As the article notes regular Gemini and Gemma also have spatial reasoning capabilities, which I decided to test by seeing if Gemini could drive a little rover successfully, which it mostly did: https://martin.drashkov.com/2026/02/letting-gemini-drive-my-...
LLMs are really good at the sort of tasks that have been missing from robotics: understanding, reasoning, planning etc, so we'll likely see much more use of them in various robotics applications. I guess the main question right now is:
- who sends in the various fine-motor commands. The answer most labs/researchers have is "a smaller diffusion model", so the LLM acts as a planner, then a smaller faster diffusion model controls the actual motors. I suspect in many cases you can get away with the equivalent of a tool call - the LLM simply calls out a particular subroutine, like "go forward 1m" or "tilt camera right"

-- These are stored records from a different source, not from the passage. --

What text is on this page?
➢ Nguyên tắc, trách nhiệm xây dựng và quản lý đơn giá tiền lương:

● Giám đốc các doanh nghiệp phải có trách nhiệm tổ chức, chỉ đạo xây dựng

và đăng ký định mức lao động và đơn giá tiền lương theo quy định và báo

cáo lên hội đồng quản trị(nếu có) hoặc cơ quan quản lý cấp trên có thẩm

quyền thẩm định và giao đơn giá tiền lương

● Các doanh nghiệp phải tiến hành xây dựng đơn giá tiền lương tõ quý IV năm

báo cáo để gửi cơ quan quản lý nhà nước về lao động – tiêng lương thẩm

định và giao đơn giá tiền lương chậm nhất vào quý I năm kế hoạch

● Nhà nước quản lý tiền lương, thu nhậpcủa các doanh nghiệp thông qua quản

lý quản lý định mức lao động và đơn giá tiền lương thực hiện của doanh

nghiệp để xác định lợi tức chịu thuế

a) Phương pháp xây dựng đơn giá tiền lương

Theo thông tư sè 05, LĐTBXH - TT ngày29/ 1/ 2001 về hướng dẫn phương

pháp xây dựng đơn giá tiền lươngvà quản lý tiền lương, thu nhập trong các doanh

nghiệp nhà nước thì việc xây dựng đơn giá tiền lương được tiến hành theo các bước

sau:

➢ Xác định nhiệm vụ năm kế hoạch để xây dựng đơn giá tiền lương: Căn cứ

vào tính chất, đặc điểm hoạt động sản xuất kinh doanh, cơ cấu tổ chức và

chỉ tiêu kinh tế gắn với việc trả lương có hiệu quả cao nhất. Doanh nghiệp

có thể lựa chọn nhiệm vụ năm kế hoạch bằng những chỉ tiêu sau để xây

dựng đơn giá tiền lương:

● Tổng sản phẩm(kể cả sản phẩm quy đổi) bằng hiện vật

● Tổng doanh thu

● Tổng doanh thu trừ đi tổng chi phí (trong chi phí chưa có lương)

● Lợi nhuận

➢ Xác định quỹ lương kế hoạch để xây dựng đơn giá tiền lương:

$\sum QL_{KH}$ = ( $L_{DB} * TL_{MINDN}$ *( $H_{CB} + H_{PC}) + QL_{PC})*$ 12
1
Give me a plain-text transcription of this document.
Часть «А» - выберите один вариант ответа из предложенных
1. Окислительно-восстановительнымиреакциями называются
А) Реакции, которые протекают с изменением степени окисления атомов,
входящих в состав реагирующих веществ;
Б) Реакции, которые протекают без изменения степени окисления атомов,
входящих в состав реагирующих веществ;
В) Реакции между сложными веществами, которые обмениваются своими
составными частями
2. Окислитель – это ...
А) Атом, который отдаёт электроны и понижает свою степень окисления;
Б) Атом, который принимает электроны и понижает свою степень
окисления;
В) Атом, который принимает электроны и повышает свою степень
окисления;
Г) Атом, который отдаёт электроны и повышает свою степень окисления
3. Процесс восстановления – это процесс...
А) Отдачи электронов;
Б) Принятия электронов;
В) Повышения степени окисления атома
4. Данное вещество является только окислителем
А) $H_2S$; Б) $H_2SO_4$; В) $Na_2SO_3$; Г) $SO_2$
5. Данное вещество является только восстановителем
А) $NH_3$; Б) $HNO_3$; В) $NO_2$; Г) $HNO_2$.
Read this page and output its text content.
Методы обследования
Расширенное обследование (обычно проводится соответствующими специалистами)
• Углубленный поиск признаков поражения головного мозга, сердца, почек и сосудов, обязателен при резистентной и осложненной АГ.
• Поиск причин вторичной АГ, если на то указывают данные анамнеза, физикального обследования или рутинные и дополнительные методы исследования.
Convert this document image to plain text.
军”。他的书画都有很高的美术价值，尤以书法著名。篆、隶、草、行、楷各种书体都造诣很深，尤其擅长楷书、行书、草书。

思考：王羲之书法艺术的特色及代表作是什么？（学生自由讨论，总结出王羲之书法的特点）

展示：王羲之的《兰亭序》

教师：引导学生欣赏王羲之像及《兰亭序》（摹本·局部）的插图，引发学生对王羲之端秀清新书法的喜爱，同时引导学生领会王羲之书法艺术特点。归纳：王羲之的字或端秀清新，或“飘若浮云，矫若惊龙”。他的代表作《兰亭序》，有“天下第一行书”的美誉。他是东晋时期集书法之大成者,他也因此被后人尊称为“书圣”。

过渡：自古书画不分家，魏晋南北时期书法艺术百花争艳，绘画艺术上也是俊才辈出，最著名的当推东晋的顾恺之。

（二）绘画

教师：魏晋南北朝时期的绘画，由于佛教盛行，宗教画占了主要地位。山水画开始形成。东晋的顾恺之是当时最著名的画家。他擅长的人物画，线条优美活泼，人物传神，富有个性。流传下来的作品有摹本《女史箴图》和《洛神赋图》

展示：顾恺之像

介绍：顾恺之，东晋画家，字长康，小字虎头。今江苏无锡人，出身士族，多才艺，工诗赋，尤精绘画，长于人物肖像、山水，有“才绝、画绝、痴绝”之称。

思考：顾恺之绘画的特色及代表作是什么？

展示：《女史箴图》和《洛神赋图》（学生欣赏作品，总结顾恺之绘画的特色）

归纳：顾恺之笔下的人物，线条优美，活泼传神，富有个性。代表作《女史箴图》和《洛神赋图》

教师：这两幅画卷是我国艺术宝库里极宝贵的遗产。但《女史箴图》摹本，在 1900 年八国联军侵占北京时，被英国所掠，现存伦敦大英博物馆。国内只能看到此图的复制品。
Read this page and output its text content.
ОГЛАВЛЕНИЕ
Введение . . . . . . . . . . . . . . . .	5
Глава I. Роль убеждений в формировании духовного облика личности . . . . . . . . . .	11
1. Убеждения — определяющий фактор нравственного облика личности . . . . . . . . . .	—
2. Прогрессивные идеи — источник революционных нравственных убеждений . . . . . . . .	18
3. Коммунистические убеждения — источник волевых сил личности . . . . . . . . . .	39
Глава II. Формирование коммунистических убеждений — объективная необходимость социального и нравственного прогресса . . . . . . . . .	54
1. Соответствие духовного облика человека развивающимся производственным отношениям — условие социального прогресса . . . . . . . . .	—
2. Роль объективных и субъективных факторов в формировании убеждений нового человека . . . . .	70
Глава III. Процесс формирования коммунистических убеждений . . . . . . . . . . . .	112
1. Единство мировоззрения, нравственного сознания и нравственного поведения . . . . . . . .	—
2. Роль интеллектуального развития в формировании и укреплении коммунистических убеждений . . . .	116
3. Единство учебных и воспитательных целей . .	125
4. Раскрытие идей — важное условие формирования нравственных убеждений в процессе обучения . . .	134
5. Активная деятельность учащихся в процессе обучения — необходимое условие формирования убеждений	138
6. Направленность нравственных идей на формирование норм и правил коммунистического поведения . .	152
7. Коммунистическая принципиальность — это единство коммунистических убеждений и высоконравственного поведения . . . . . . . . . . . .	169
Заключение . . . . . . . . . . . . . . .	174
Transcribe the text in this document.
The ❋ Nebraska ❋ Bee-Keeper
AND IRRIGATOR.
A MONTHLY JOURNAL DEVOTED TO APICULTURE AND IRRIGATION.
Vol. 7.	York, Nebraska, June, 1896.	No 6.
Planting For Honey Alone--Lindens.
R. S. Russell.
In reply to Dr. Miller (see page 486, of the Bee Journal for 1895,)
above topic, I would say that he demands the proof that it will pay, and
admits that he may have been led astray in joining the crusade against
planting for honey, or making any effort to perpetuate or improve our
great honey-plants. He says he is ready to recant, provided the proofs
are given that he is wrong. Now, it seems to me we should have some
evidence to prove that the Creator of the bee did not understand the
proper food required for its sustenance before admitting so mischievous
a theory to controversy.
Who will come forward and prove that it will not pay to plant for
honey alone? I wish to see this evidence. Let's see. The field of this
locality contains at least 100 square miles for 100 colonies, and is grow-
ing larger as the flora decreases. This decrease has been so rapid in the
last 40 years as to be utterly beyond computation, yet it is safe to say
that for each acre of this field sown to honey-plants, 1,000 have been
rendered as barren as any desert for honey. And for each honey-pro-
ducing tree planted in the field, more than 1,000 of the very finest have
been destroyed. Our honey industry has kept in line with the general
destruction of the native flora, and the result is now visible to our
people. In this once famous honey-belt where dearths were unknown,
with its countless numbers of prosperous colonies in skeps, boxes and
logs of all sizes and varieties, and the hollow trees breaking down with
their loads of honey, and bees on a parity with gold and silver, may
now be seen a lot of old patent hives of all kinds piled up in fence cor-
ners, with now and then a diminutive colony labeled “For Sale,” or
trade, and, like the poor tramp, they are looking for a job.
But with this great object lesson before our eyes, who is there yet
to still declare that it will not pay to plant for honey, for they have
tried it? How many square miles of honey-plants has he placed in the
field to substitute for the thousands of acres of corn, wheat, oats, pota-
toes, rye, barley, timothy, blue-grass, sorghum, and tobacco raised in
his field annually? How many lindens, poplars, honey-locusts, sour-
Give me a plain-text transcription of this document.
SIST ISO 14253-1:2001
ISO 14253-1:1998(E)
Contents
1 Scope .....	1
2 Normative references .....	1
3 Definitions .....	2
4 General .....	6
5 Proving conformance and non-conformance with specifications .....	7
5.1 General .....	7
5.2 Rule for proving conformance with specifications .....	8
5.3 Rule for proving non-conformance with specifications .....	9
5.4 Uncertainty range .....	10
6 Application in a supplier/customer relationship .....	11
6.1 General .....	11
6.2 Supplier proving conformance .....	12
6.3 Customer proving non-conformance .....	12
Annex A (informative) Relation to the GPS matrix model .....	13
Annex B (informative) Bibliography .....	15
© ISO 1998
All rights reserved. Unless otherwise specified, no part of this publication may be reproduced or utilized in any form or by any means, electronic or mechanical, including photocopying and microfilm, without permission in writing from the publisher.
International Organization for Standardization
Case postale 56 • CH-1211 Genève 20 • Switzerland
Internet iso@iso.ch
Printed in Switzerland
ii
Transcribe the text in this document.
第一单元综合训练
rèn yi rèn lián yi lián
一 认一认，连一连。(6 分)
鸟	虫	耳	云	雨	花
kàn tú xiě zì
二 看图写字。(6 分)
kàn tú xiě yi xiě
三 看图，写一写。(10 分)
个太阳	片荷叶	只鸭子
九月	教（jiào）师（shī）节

- what do you do about memory? All the models are either purely reactive or take a very small slice of history and use that as part of the input, so they all need some type of memory/state management system to actually allow them to work on a task for more than a little while. It's not clear to me whether this will be standardized and become part of models themselves, or everyone will just do their own thing.
For the fine-motor commands: or, the model can write the code to generate them on the fly. It seems to work, in my very limited experiment.
As for memory: my approach is to give the robot a python repl and, basically, a file system - the LLM can write modules, poke at the robot via interactive python, etc.
Basically, the LLM becomes a robot programmer, writing code in real-time.